L'équipe Trusta s'engage toujours à respecter les principes d'évaluation rigoureuse et d'analyse quantitative, s'efforçant de créer un système d'identification professionnel et fiable.
L'équipe Trusta a construit et validé l'efficacité du modèle MEDIA Score dans le scénario de "preuve humaine". Ce modèle quantifie de manière exhaustive le profil des utilisateurs sur la chaîne selon cinq dimensions, à savoir : montant des interactions (Monétaire), engagement (Engagement), diversité (Diversité), identification (Identité) et âge (Âge).
Le Score MEDIA est un système d'évaluation de la valeur des utilisateurs sur la chaîne, équitable, objectif et quantifiable. Grâce à ses dimensions d'évaluation complètes et à sa méthodologie rigoureuse, il a été largement adopté par plusieurs des principales chaînes publiques comme un critère de référence important pour la sélection des qualifications d'investissement. Il ne se concentre pas seulement sur le montant des interactions, mais couvre également des indicateurs multidimensionnels tels que l'activité, la diversité des contrats, l'identification et l'âge du compte, aidant ainsi les projets à identifier avec précision les utilisateurs à forte valeur, à améliorer l'efficacité et l'équité de la distribution des incitations, et à refléter pleinement son autorité et sa reconnaissance dans l'industrie.
Sur la base de la construction réussie du système d'évaluation des utilisateurs humains, Trusta a migré et amélioré l'expérience du MEDIA Score vers le scénario des agents IA, établissant un système d'évaluation Sigma plus adapté à la logique comportementale des agents intelligents.
Spécialisation : connaissances et degré de spécialisation des agents.
Influence: influence sociale et numérique de l'agent.
Engagement : la cohérence et la fiabilité de ses interactions en ligne et hors ligne.
Monétaire: santé financière et stabilité de l'écosystème des jetons d'agent.
Taux d'adoption : Fréquence et efficacité de l'utilisation des agents d'IA.
Le mécanisme de notation Sigma construit un système d'évaluation logique en boucle fermée allant de "capacité" à "valeur" à partir de cinq grandes dimensions. MEDIA se concentre sur l'évaluation du degré de participation multidimensionnelle des utilisateurs humains, tandis que Sigma se concentre davantage sur la spécialisation et la stabilité des agents AI dans des domaines spécifiques, reflétant un passage de la largeur à la profondeur, ce qui correspond mieux aux besoins des agents AI.
Tout d'abord, sur la base de la capacité professionnelle (Specification), le degré de participation (Engagement) reflète s'il s'engage de manière stable et continue dans les interactions pratiques, ce qui est un soutien clé à la construction de la confiance et de l'efficacité futures.
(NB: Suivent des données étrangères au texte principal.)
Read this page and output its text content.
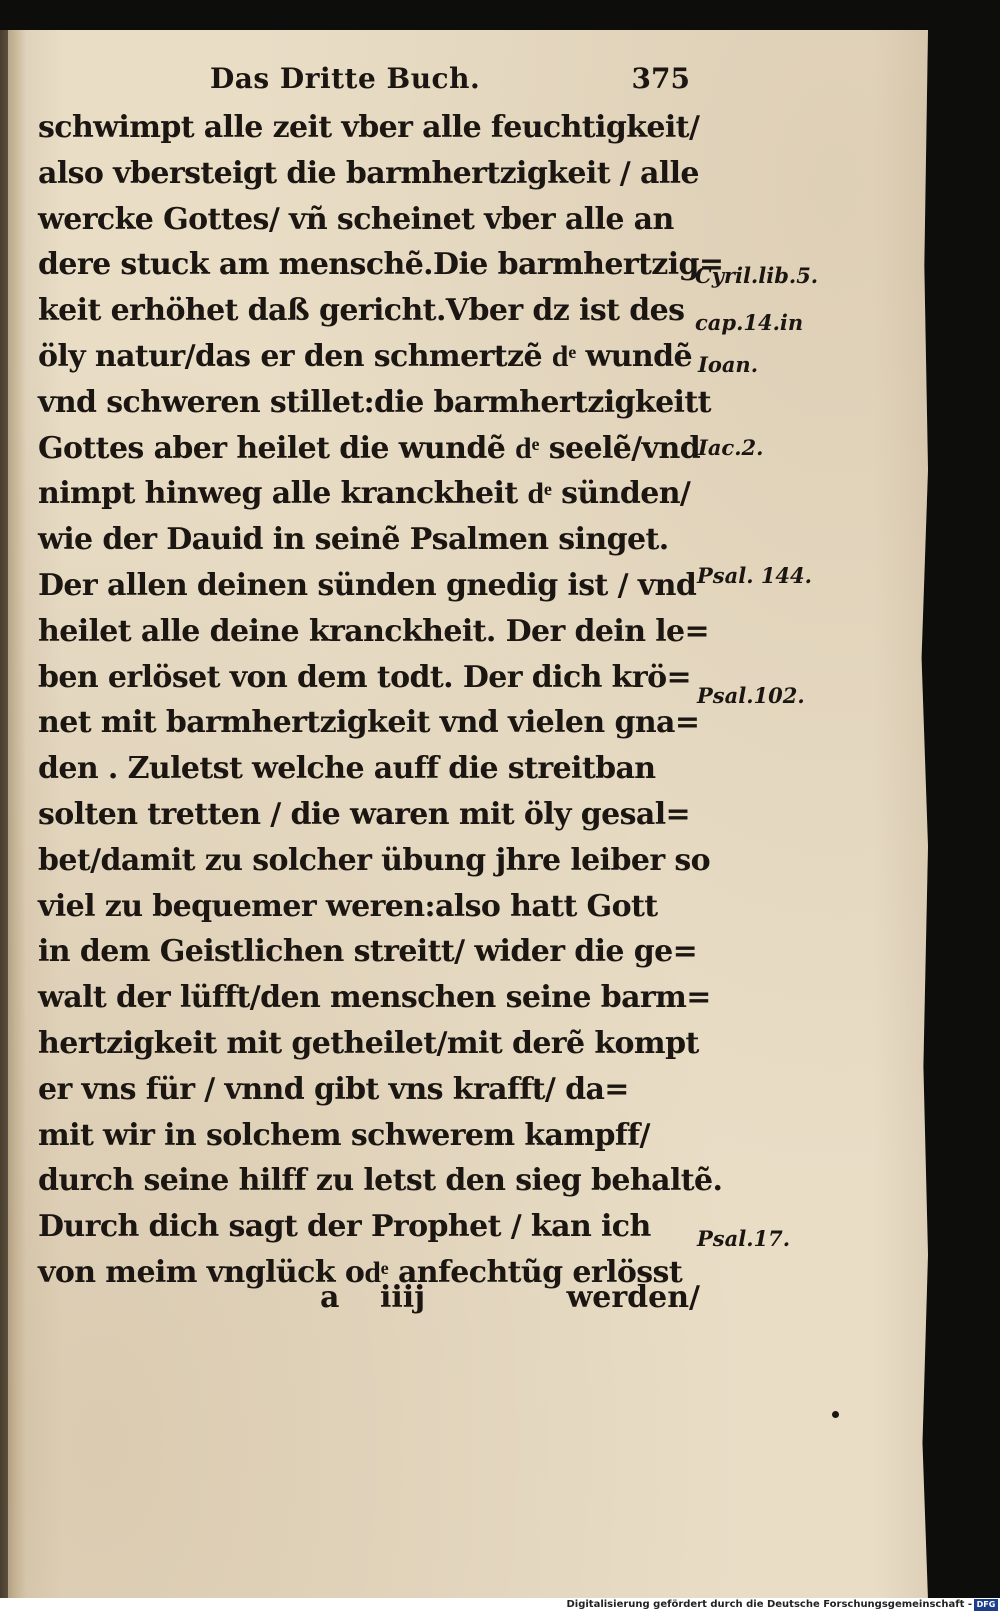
Das Dritte Buch.	375
schwimpt alle zeit vber alle feuchtigkeit/
also vbersteigt die barmhertzigkeit / alle
wercke Gottes/ vñ scheinet vber alle an
dere stuck am menschẽ.Die barmhertzig=
keit erhöhet daß gericht.Vber dz ist des
öly natur/das er den schmertzẽ dͤ wundẽ
vnd schweren stillet:die barmhertzigkeitt
Gottes aber heilet die wundẽ dͤ seelẽ/vnd
nimpt hinweg alle kranckheit dͤ sünden/
wie der Dauid in seinẽ Psalmen singet.
Der allen deinen sünden gnedig ist / vnd
heilet alle deine kranckheit. Der dein le=
ben erlöset von dem todt. Der dich krö=
net mit barmhertzigkeit vnd vielen gna=
den . Zuletst welche auff die streitban
solten tretten / die waren mit öly gesal=
bet/damit zu solcher übung jhre leiber so
viel zu bequemer weren:also hatt Gott
in dem Geistlichen streitt/ wider die ge=
walt der lüfft/den menschen seine barm=
hertzigkeit mit getheilet/mit derẽ kompt
er vns für / vnnd gibt vns krafft/ da=
mit wir in solchem schwerem kampff/
durch seine hilff zu letst den sieg behaltẽ.
Durch dich sagt der Prophet / kan ich
von meim vnglück odͤ anfechtũg erlösst
Cyril.lib.5.
cap.14.in
Ioan.
Iac.2.
Psal. 144.
Psal.102.
Psal.17.
a iiij	werden/
Digitalisierung gefördert durch die Deutsche Forschungsgemeinschaft - DFG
L'influence (Influence) est la rétroaction de réputation générée après la participation dans la communauté ou le réseau, représentant la crédibilité de l'agent et l'effet de diffusion. La monétarité (Monetary) évalue sa capacité d'accumulation de valeur et de stabilité financière dans le système économique, posant ainsi les bases d'un mécanisme d'incitation durable. Enfin, le taux d'adoption (Adoption) est utilisé comme une synthèse, représentant le degré d'acceptation de cet agent dans l'utilisation pratique, ce qui constitue la validation finale de toutes les capacités et performances préalables.
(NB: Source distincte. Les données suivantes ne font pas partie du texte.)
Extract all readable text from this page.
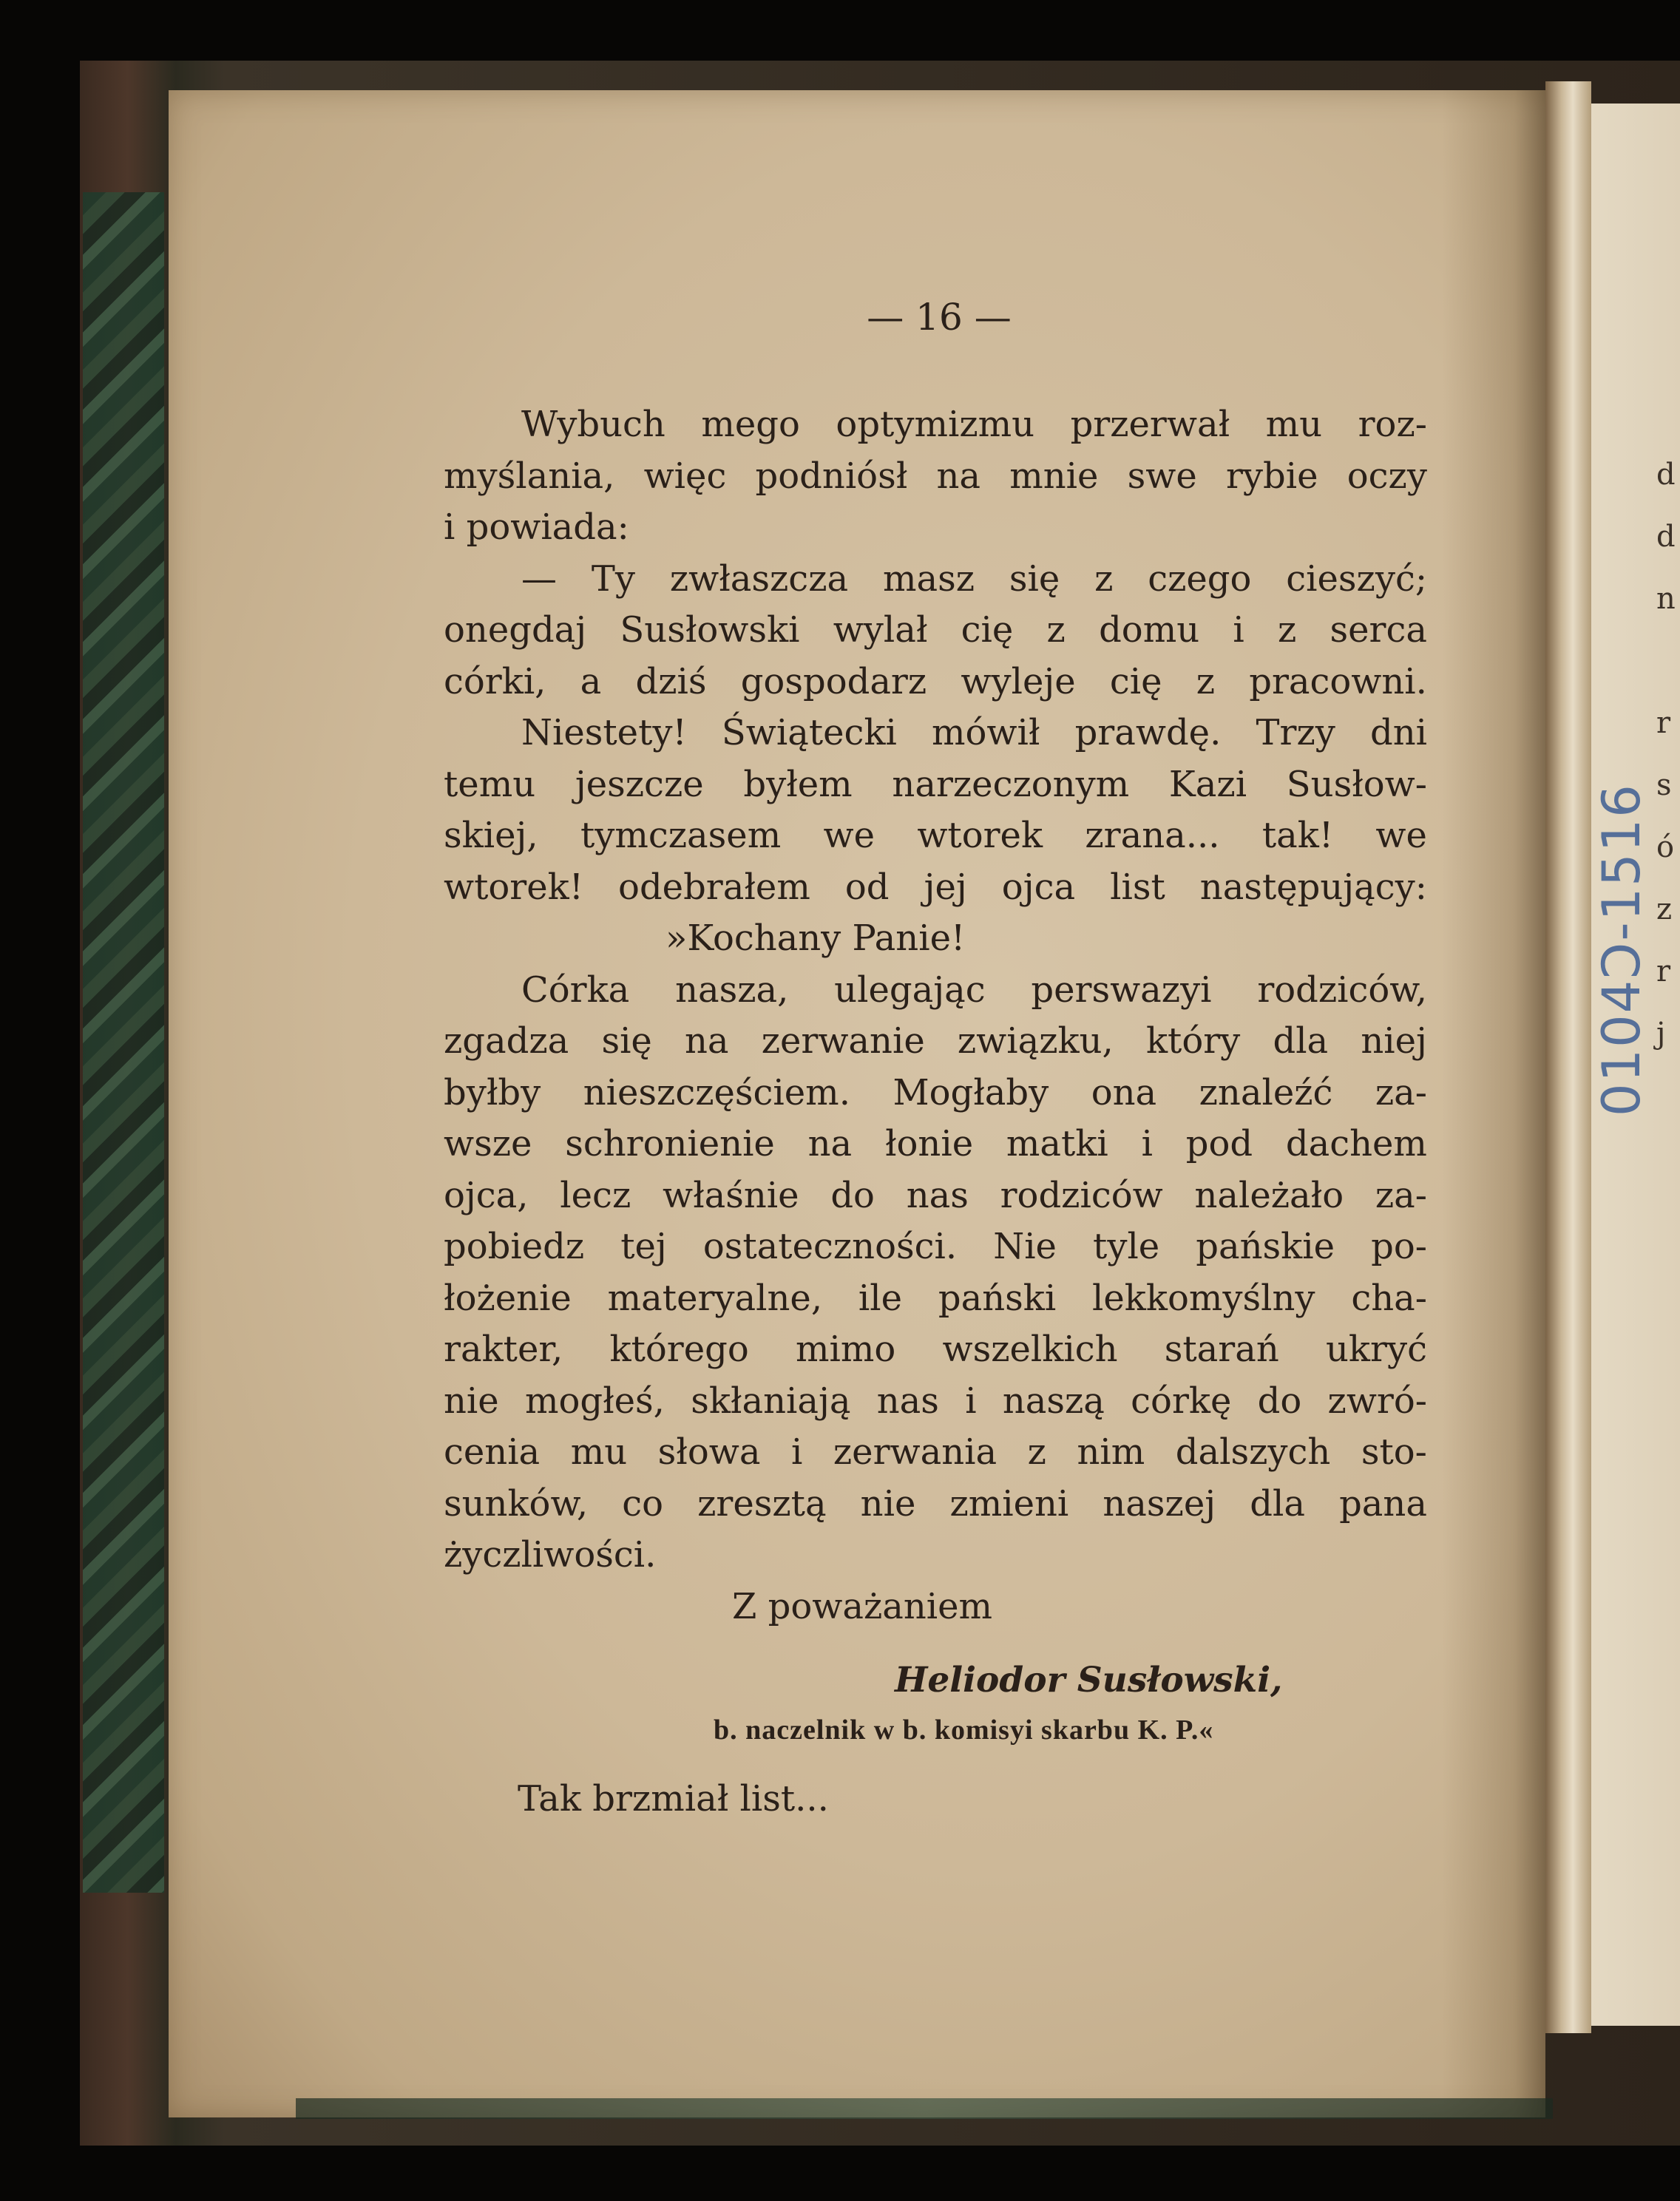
— 16 —
Wybuch mego optymizmu przerwał mu roz-
myślania, więc podniósł na mnie swe rybie oczy
i powiada:
— Ty zwłaszcza masz się z czego cieszyć;
onegdaj Susłowski wylał cię z domu i z serca
córki, a dziś gospodarz wyleje cię z pracowni.
Niestety! Świątecki mówił prawdę. Trzy dni
temu jeszcze byłem narzeczonym Kazi Susłow-
skiej, tymczasem we wtorek zrana... tak! we
wtorek! odebrałem od jej ojca list następujący:
»Kochany Panie!
Córka nasza, ulegając perswazyi rodziców,
zgadza się na zerwanie związku, który dla niej
byłby nieszczęściem. Mogłaby ona znaleźć za-
wsze schronienie na łonie matki i pod dachem
ojca, lecz właśnie do nas rodziców należało za-
pobiedz tej ostateczności. Nie tyle pańskie po-
łożenie materyalne, ile pański lekkomyślny cha-
rakter, którego mimo wszelkich starań ukryć
nie mogłeś, skłaniają nas i naszą córkę do zwró-
cenia mu słowa i zerwania z nim dalszych sto-
sunków, co zresztą nie zmieni naszej dla pana
życzliwości.
Z poważaniem
Heliodor Susłowski,
b. naczelnik w b. komisyi skarbu K. P.«
Tak brzmiał list...
d
d
n
r
s
ó
z
r
j
0104Ͻ-1516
Ce système est progressif, avec une structure claire, capable de refléter de manière exhaustive la qualité globale et la valeur écologique des agents AI, permettant ainsi une évaluation quantitative des performances et de la valeur de l'IA, transformant les abstractions de qualité en un système de notation concret et mesurable.
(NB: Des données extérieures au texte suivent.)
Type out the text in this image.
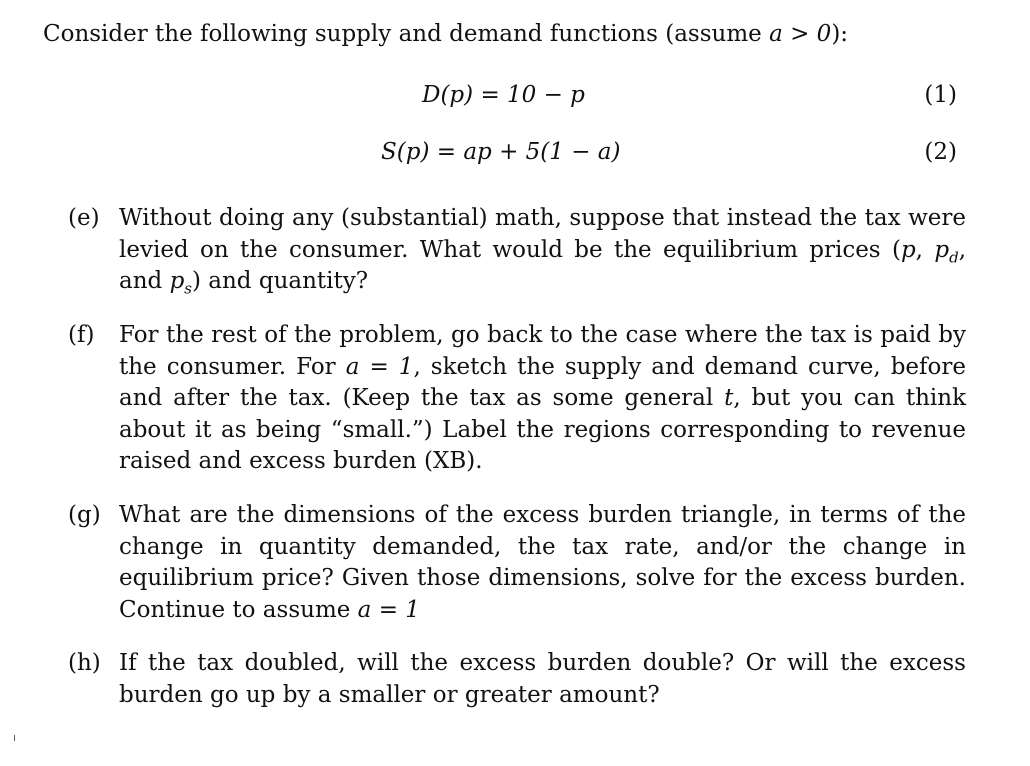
Consider the following supply and demand functions (assume a > 0):
D(p) = 10 − p	(1)
S(p) = ap + 5(1 − a)	(2)
(e) Without doing any (substantial) math, suppose that instead the tax were levied on the consumer. What would be the equilibrium prices (p, $p_d$, and $p_s$) and quantity?
(f)	For the rest of the problem, go back to the case where the tax is paid by the consumer. For a = 1, sketch the supply and demand curve, before and after the tax. (Keep the tax as some general t, but you can think about it as being “small.”) Label the regions corresponding to revenue raised and excess burden (XB).
(g) What are the dimensions of the excess burden triangle, in terms of the change in quantity demanded, the tax rate, and/or the change in equilibrium price? Given those dimensions, solve for the excess burden. Continue to assume a = 1
(h) If the tax doubled, will the excess burden double? Or will the excess burden go up by a smaller or greater amount?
Actuellement, le cadre SIGMA a avancé dans l'établissement de collaborations avec plusieurs réseaux d'Agents IA renommés, montrant son énorme potentiel d'application dans la gestion des identifications des agents IA et la construction de systèmes de réputation, devenant progressivement le moteur central de la construction d'infrastructures AI de confiance.
3.1.3 identification protection - mécanisme d'évaluation de la confiance
Dans un véritable système d'IA à haute résilience et haute fiabilité, le plus crucial n'est pas seulement l'établissement de l'identification, mais aussi la vérification continue de l'identification. Trusta.AI introduit un mécanisme d'évaluation de la confiance continue, capable de surveiller en temps réel les agents intelligents certifiés, afin de déterminer s'ils sont sous contrôle illégal, s'ils subissent des attaques ou s'ils font l'objet d'une intervention humaine non autorisée. Le système identifie les écarts potentiels dans le processus de fonctionnement de l'agent grâce à l'analyse comportementale et à l'apprentissage automatique, garantissant que chaque comportement de l'agent reste dans les stratégies et cadres établis. Cette approche proactive permet de détecter immédiatement toute déviation du comportement attendu et de déclencher des mesures de protection automatiques pour maintenir l'intégrité de l'agent.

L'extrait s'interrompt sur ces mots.